Baxter, 88, is an engineer and lives in Williamsville. His family founded A.E. Baxter Engineering Co., a company that specialized in the design of grain mills, in 1896.
As late as 1895, the average scooper -- who worked seasonally -- earned about $292 a year, or about $5 for every day worked, minus deductions paid to the scooper boss.
The scoopers went on strike early in May 1899 when the boss of the saloon bosses, William "Fingey" Conners, announced a 50 percent pay cut. The striking scoopers, according to Jerry M. Malloy, editor of Buffalo History Gazette, had two factors on their side: time and Bishop James E. Quigley, head of the Catholic church in Buffalo.

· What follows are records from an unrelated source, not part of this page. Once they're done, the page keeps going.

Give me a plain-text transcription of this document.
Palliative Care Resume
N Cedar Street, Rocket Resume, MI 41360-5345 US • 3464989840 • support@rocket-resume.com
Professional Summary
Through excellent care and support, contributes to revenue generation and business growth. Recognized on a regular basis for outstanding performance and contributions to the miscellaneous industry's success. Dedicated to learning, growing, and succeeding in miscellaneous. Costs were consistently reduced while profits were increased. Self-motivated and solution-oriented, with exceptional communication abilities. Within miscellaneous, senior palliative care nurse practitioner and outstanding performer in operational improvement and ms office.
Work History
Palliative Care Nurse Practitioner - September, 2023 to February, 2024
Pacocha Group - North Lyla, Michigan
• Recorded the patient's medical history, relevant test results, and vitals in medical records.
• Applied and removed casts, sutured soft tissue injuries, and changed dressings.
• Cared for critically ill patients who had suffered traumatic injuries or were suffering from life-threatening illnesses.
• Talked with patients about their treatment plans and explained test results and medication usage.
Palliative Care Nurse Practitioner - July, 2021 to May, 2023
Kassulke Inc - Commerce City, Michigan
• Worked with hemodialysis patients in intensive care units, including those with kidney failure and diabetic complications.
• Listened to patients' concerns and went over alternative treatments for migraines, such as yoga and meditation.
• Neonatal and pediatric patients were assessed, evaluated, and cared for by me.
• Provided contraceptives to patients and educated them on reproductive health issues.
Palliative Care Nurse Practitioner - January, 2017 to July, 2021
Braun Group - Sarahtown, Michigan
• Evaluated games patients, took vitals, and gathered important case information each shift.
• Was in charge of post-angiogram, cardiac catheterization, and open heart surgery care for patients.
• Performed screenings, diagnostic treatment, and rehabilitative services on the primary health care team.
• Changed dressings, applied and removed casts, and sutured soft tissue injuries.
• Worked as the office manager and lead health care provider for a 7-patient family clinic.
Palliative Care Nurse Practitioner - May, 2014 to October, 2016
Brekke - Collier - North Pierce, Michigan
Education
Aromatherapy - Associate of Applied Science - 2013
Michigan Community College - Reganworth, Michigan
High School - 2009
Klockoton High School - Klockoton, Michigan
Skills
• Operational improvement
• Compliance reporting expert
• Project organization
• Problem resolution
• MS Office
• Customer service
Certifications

By May 12, 43 ships carrying 3.6 million bushels of grain were waiting to be unloaded in the Buffalo harbor. The supply was also backed up, with 24 million bushels awaiting shipment in Duluth for three weeks -- in addition to supplies at other ports.
The shipper's association brought pressure on Conners to resolve the issue. Bishop Quigley, himself a former dockworker, opened St. Bridget's Catholic Church on the corner of Fulton and Louisiana streets for the strikers to use as a headquarters and also assisted with strategy. He called for all dockworkers to honor the strike.
By the end of May, the strike was over. The shippers' association contacted the union and Quigley, and permanently broke the saloon boss system. The new union, International Longshoremen's Association-Grain Shovelers Local 109, would represent the grain scoopers from then on.
Conners, who began his career in the lowest jobs on the waterfront, had built a fortune largely through his own talents and the labor of grain scoopers and packet handlers. Though no longer a force in the waterfront contract labor system, he had already diversified his fortune by buying the Magnus Beck Brewery, the Vulcanite Asphalt Paving Company, large tracts of land in South Buffalo, which he developed as residential neighborhoods, and the Buffalo Enquirer, Morning Record and Buffalo Courier newspapers.
He moved into a mansion on Delaware Avenue and created the Courier-Express; he died in 1929.